まずは「もみじ」を予習しよう
小学校の身体測定。
今では様々な諸事情により、体操着や下着を着用するのだろうが、私の時代はちがった。
上半身素っ裸である。
みんな素っ裸で、身長や体重をはかるのを順番に待ちかまえていた。
大人にでもなれば素っ裸といえばやることはたいてい決まっているが、小学生、とくに私の頭の中は「もみじ」しかなかった。
順番を待つ友だちの背中に
「もみじっ!」
と言いながら一発バシッと張り手をキメる瞬間。
真っ赤な手の跡をキレイに残したときには、ドえらい事を成し遂げた達成感があった。
自分がやられないように、背後に細心の注意を払いつつキメる「もみじ」は熟練したワザと勘が必要とされる。

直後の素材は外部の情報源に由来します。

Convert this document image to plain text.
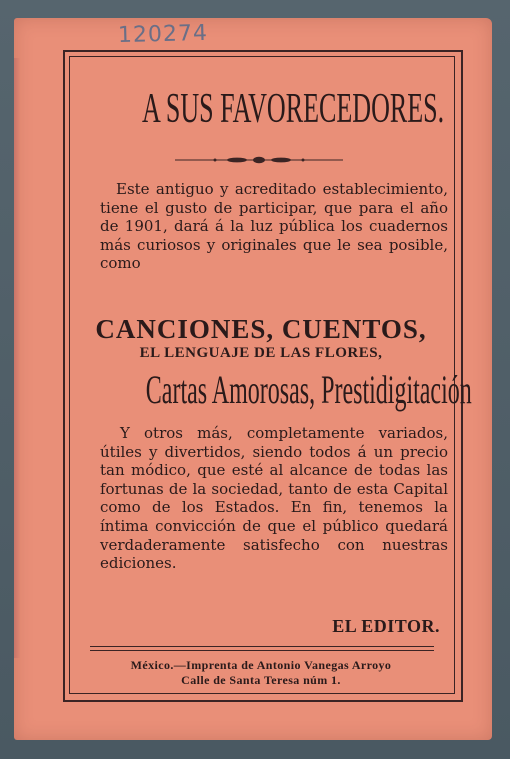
120274
A SUS FAVORECEDORES.

Este antiguo y acreditado establecimiento, tiene el gusto de participar, que para el año de 1901, dará á la luz pública los cuadernos más curiosos y originales que le sea posible, como

CANCIONES, CUENTOS,
EL LENGUAJE DE LAS FLORES,
Cartas Amorosas, Prestidigitación

Y otros más, completamente variados, útiles y divertidos, siendo todos á un precio tan módico, que esté al alcance de todas las fortunas de la sociedad, tanto de esta Capital como de los Estados. En fin, tenemos la íntima convicción de que el público quedará verdaderamente satisfecho con nuestras ediciones.

EL EDITOR.
México.—Imprenta de Antonio Vanegas Arroyo
Calle de Santa Teresa núm 1.
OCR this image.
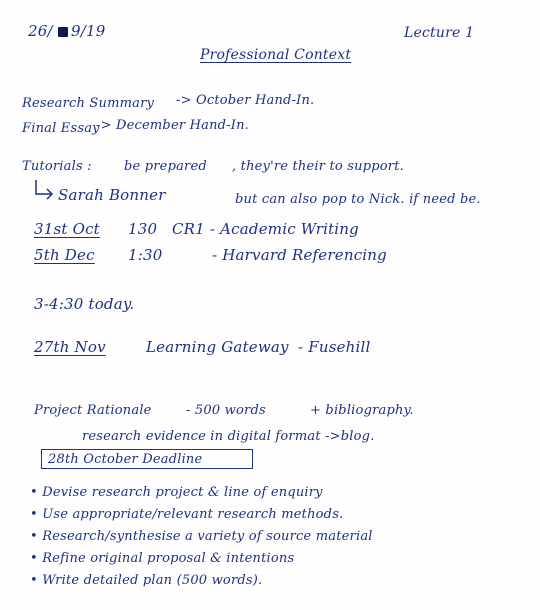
26/ 9/19	Lecture 1
Professional Context
Research Summary -> October Hand-In.
Final Essay
-> December Hand-In.
Tutorials : be prepared , they're their to support.
Sarah Bonner	but can also pop to Nick. if need be.
31st Oct 130 CR1 - Academic Writing
5th Dec 1:30	- Harvard Referencing
3-4:30 today.
27th Nov	Learning Gateway - Fusehill
Project Rationale	- 500 words	+ bibliography.
research evidence in digital format ->blog.
28th October Deadline
• Devise research project & line of enquiry
• Use appropriate/relevant research methods.
• Research/synthesise a variety of source material
• Refine original proposal & intentions
• Write detailed plan (500 words).
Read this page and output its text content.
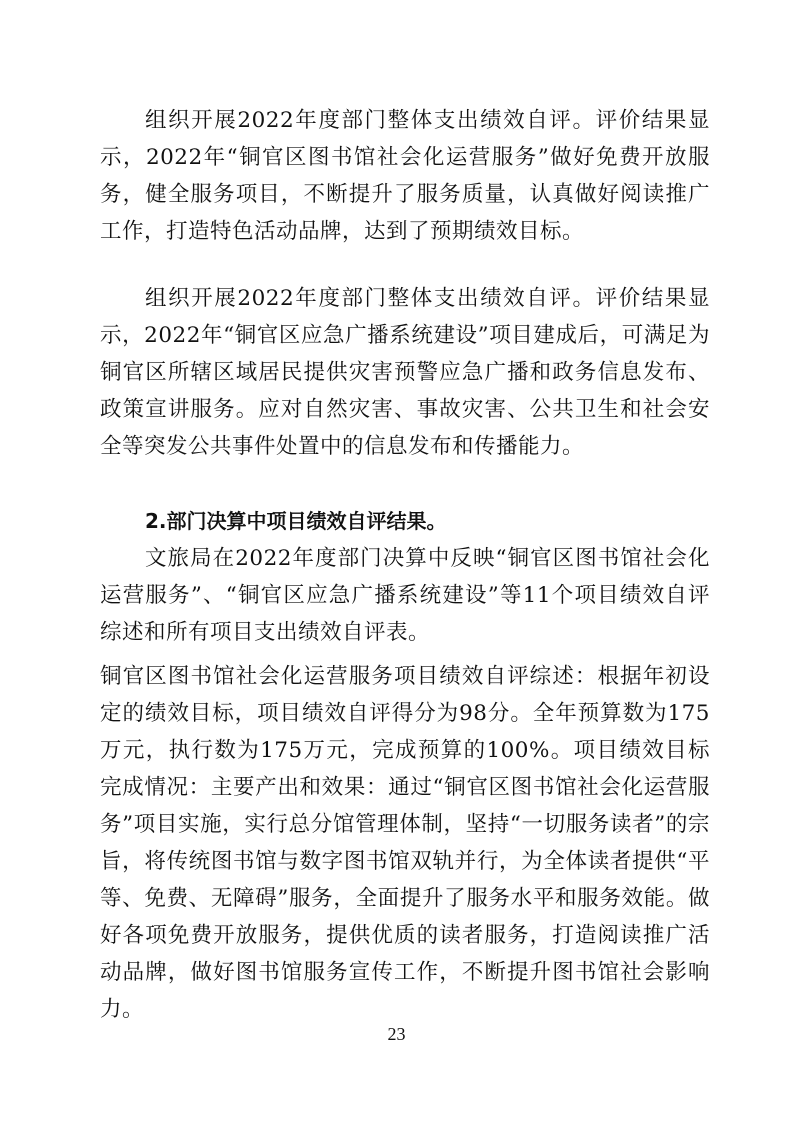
组织开展2022年度部门整体支出绩效自评。评价结果显示，2022年“铜官区图书馆社会化运营服务”做好免费开放服务，健全服务项目，不断提升了服务质量，认真做好阅读推广工作，打造特色活动品牌，达到了预期绩效目标。

组织开展2022年度部门整体支出绩效自评。评价结果显示，2022年“铜官区应急广播系统建设”项目建成后，可满足为铜官区所辖区域居民提供灾害预警应急广播和政务信息发布、政策宣讲服务。应对自然灾害、事故灾害、公共卫生和社会安全等突发公共事件处置中的信息发布和传播能力。

2.部门决算中项目绩效自评结果。

文旅局在2022年度部门决算中反映“铜官区图书馆社会化运营服务”、“铜官区应急广播系统建设”等11个项目绩效自评综述和所有项目支出绩效自评表。

铜官区图书馆社会化运营服务项目绩效自评综述：根据年初设定的绩效目标，项目绩效自评得分为98分。全年预算数为175万元，执行数为175万元，完成预算的100%。项目绩效目标完成情况：主要产出和效果：通过“铜官区图书馆社会化运营服务”项目实施，实行总分馆管理体制，坚持“一切服务读者”的宗旨，将传统图书馆与数字图书馆双轨并行，为全体读者提供“平等、免费、无障碍”服务，全面提升了服务水平和服务效能。做好各项免费开放服务，提供优质的读者服务，打造阅读推广活动品牌，做好图书馆服务宣传工作，不断提升图书馆社会影响力。

23
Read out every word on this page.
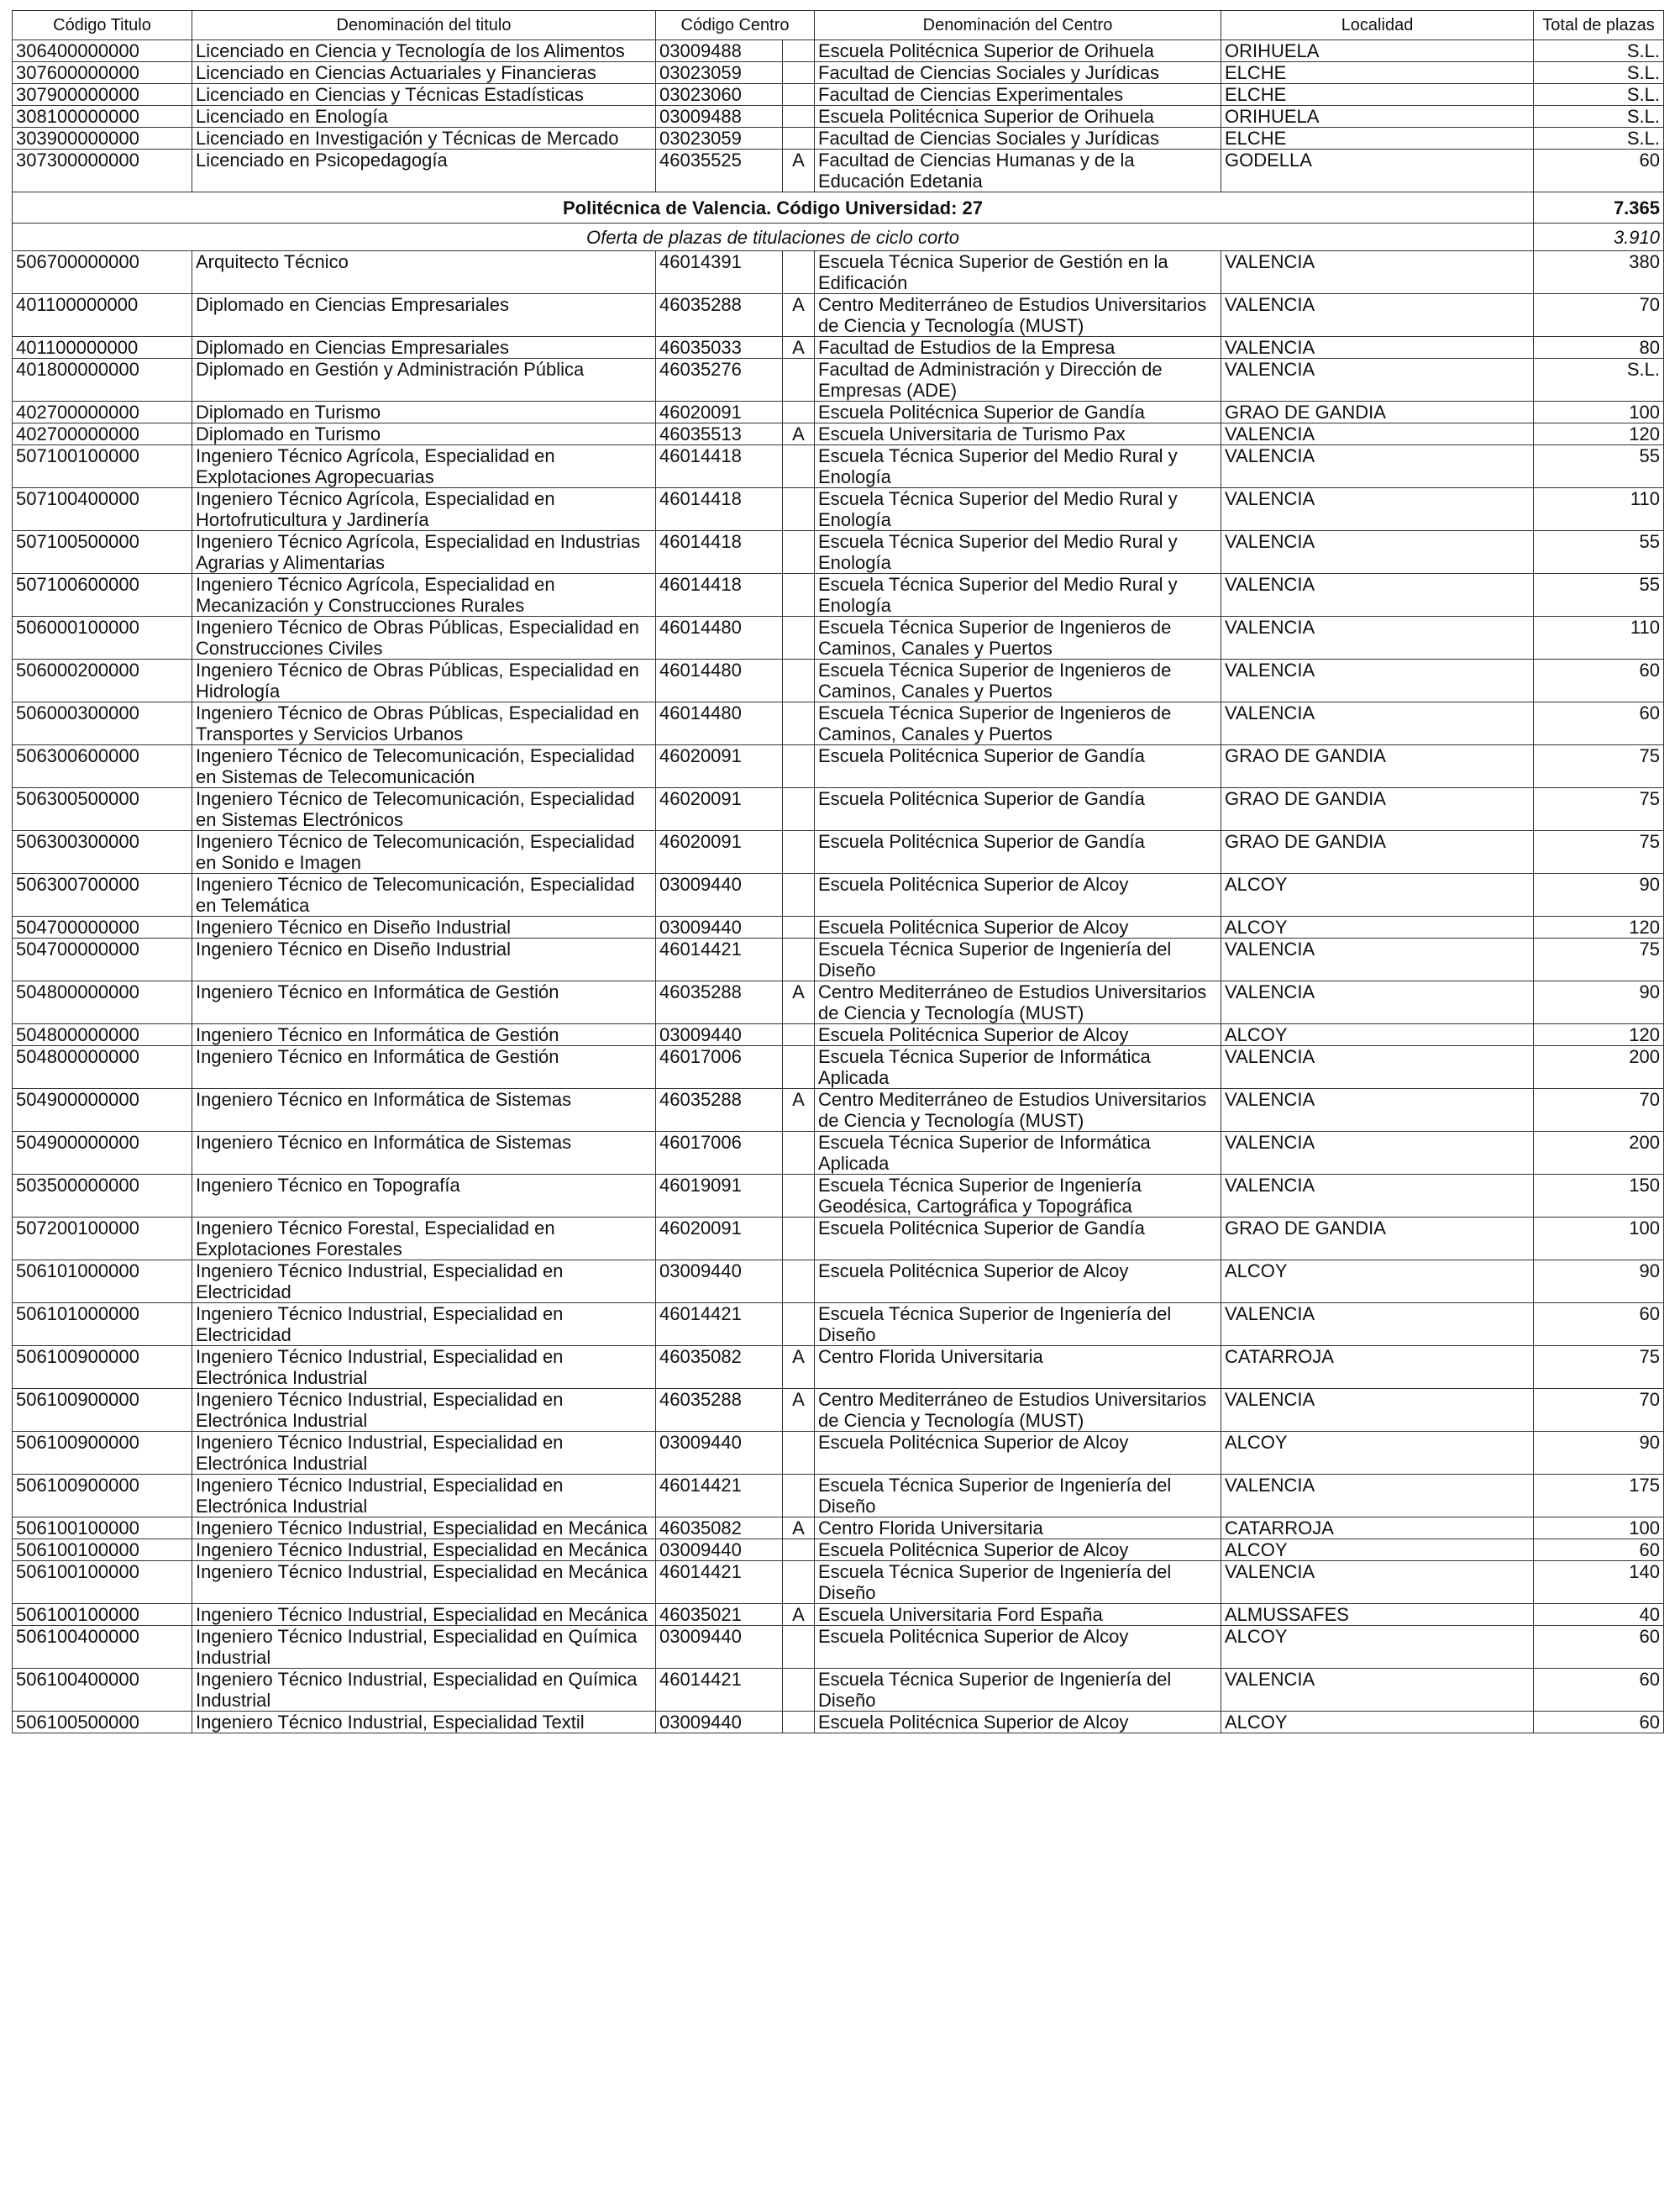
Código Titulo	Denominación del titulo	Código Centro		Denominación del Centro	Localidad	Total de plazas
306400000000	Licenciado en Ciencia y Tecnología de los Alimentos	03009488		Escuela Politécnica Superior de Orihuela	ORIHUELA	S.L.
307600000000	Licenciado en Ciencias Actuariales y Financieras	03023059		Facultad de Ciencias Sociales y Jurídicas	ELCHE	S.L.
307900000000	Licenciado en Ciencias y Técnicas Estadísticas	03023060		Facultad de Ciencias Experimentales	ELCHE	S.L.
308100000000	Licenciado en Enología	03009488		Escuela Politécnica Superior de Orihuela	ORIHUELA	S.L.
303900000000	Licenciado en Investigación y Técnicas de Mercado	03023059		Facultad de Ciencias Sociales y Jurídicas	ELCHE	S.L.
307300000000	Licenciado en Psicopedagogía	46035525	A	Facultad de Ciencias Humanas y de la Educación Edetania	GODELLA	60
Politécnica de Valencia. Código Universidad: 27						7.365
Oferta de plazas de titulaciones de ciclo corto						3.910
506700000000	Arquitecto Técnico	46014391		Escuela Técnica Superior de Gestión en la Edificación	VALENCIA	380
401100000000	Diplomado en Ciencias Empresariales	46035288	A	Centro Mediterráneo de Estudios Universitarios de Ciencia y Tecnología (MUST)	VALENCIA	70
401100000000	Diplomado en Ciencias Empresariales	46035033	A	Facultad de Estudios de la Empresa	VALENCIA	80
401800000000	Diplomado en Gestión y Administración Pública	46035276		Facultad de Administración y Dirección de Empresas (ADE)	VALENCIA	S.L.
402700000000	Diplomado en Turismo	46020091		Escuela Politécnica Superior de Gandía	GRAO DE GANDIA	100
402700000000	Diplomado en Turismo	46035513	A	Escuela Universitaria de Turismo Pax	VALENCIA	120
507100100000	Ingeniero Técnico Agrícola, Especialidad en Explotaciones Agropecuarias	46014418		Escuela Técnica Superior del Medio Rural y Enología	VALENCIA	55
507100400000	Ingeniero Técnico Agrícola, Especialidad en Hortofruticultura y Jardinería	46014418		Escuela Técnica Superior del Medio Rural y Enología	VALENCIA	110
507100500000	Ingeniero Técnico Agrícola, Especialidad en Industrias Agrarias y Alimentarias	46014418		Escuela Técnica Superior del Medio Rural y Enología	VALENCIA	55
507100600000	Ingeniero Técnico Agrícola, Especialidad en Mecanización y Construcciones Rurales	46014418		Escuela Técnica Superior del Medio Rural y Enología	VALENCIA	55
506000100000	Ingeniero Técnico de Obras Públicas, Especialidad en Construcciones Civiles	46014480		Escuela Técnica Superior de Ingenieros de Caminos, Canales y Puertos	VALENCIA	110
506000200000	Ingeniero Técnico de Obras Públicas, Especialidad en Hidrología	46014480		Escuela Técnica Superior de Ingenieros de Caminos, Canales y Puertos	VALENCIA	60
506000300000	Ingeniero Técnico de Obras Públicas, Especialidad en Transportes y Servicios Urbanos	46014480		Escuela Técnica Superior de Ingenieros de Caminos, Canales y Puertos	VALENCIA	60
506300600000	Ingeniero Técnico de Telecomunicación, Especialidad en Sistemas de Telecomunicación	46020091		Escuela Politécnica Superior de Gandía	GRAO DE GANDIA	75
506300500000	Ingeniero Técnico de Telecomunicación, Especialidad en Sistemas Electrónicos	46020091		Escuela Politécnica Superior de Gandía	GRAO DE GANDIA	75
506300300000	Ingeniero Técnico de Telecomunicación, Especialidad en Sonido e Imagen	46020091		Escuela Politécnica Superior de Gandía	GRAO DE GANDIA	75
506300700000	Ingeniero Técnico de Telecomunicación, Especialidad en Telemática	03009440		Escuela Politécnica Superior de Alcoy	ALCOY	90
504700000000	Ingeniero Técnico en Diseño Industrial	03009440		Escuela Politécnica Superior de Alcoy	ALCOY	120
504700000000	Ingeniero Técnico en Diseño Industrial	46014421		Escuela Técnica Superior de Ingeniería del Diseño	VALENCIA	75
504800000000	Ingeniero Técnico en Informática de Gestión	46035288	A	Centro Mediterráneo de Estudios Universitarios de Ciencia y Tecnología (MUST)	VALENCIA	90
504800000000	Ingeniero Técnico en Informática de Gestión	03009440		Escuela Politécnica Superior de Alcoy	ALCOY	120
504800000000	Ingeniero Técnico en Informática de Gestión	46017006		Escuela Técnica Superior de Informática Aplicada	VALENCIA	200
504900000000	Ingeniero Técnico en Informática de Sistemas	46035288	A	Centro Mediterráneo de Estudios Universitarios de Ciencia y Tecnología (MUST)	VALENCIA	70
504900000000	Ingeniero Técnico en Informática de Sistemas	46017006		Escuela Técnica Superior de Informática Aplicada	VALENCIA	200
503500000000	Ingeniero Técnico en Topografía	46019091		Escuela Técnica Superior de Ingeniería Geodésica, Cartográfica y Topográfica	VALENCIA	150
507200100000	Ingeniero Técnico Forestal, Especialidad en Explotaciones Forestales	46020091		Escuela Politécnica Superior de Gandía	GRAO DE GANDIA	100
506101000000	Ingeniero Técnico Industrial, Especialidad en Electricidad	03009440		Escuela Politécnica Superior de Alcoy	ALCOY	90
506101000000	Ingeniero Técnico Industrial, Especialidad en Electricidad	46014421		Escuela Técnica Superior de Ingeniería del Diseño	VALENCIA	60
506100900000	Ingeniero Técnico Industrial, Especialidad en Electrónica Industrial	46035082	A	Centro Florida Universitaria	CATARROJA	75
506100900000	Ingeniero Técnico Industrial, Especialidad en Electrónica Industrial	46035288	A	Centro Mediterráneo de Estudios Universitarios de Ciencia y Tecnología (MUST)	VALENCIA	70
506100900000	Ingeniero Técnico Industrial, Especialidad en Electrónica Industrial	03009440		Escuela Politécnica Superior de Alcoy	ALCOY	90
506100900000	Ingeniero Técnico Industrial, Especialidad en Electrónica Industrial	46014421		Escuela Técnica Superior de Ingeniería del Diseño	VALENCIA	175
506100100000	Ingeniero Técnico Industrial, Especialidad en Mecánica	46035082	A	Centro Florida Universitaria	CATARROJA	100
506100100000	Ingeniero Técnico Industrial, Especialidad en Mecánica	03009440		Escuela Politécnica Superior de Alcoy	ALCOY	60
506100100000	Ingeniero Técnico Industrial, Especialidad en Mecánica	46014421		Escuela Técnica Superior de Ingeniería del Diseño	VALENCIA	140
506100100000	Ingeniero Técnico Industrial, Especialidad en Mecánica	46035021	A	Escuela Universitaria Ford España	ALMUSSAFES	40
506100400000	Ingeniero Técnico Industrial, Especialidad en Química Industrial	03009440		Escuela Politécnica Superior de Alcoy	ALCOY	60
506100400000	Ingeniero Técnico Industrial, Especialidad en Química Industrial	46014421		Escuela Técnica Superior de Ingeniería del Diseño	VALENCIA	60
506100500000	Ingeniero Técnico Industrial, Especialidad Textil	03009440		Escuela Politécnica Superior de Alcoy	ALCOY	60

反復横跳び校内一の私に勝てる女子はそう多くはなく、保健室の中で私はクラスイチ迷惑な女子の勲章を得てはよろこんでいたように思う。
いつもは、なよっとした女子も、男子禁制の中では本領を発揮できるのだろう、こちらが気後れするくらいに復讐に燃えるサマはなかなか見応えもある。鼻の穴をふくらましながら見たこともない形相でおそいかかってきた時は、本気で命の危険を感じたものだ。
あの現場を早熟な男子が覗き見をしたとしたら、確実に女性不信に陥ったことだろう。
そんなわけで、身体測定の直後はみんな高揚して、顔も真っ赤だったが背中も真っ赤だった。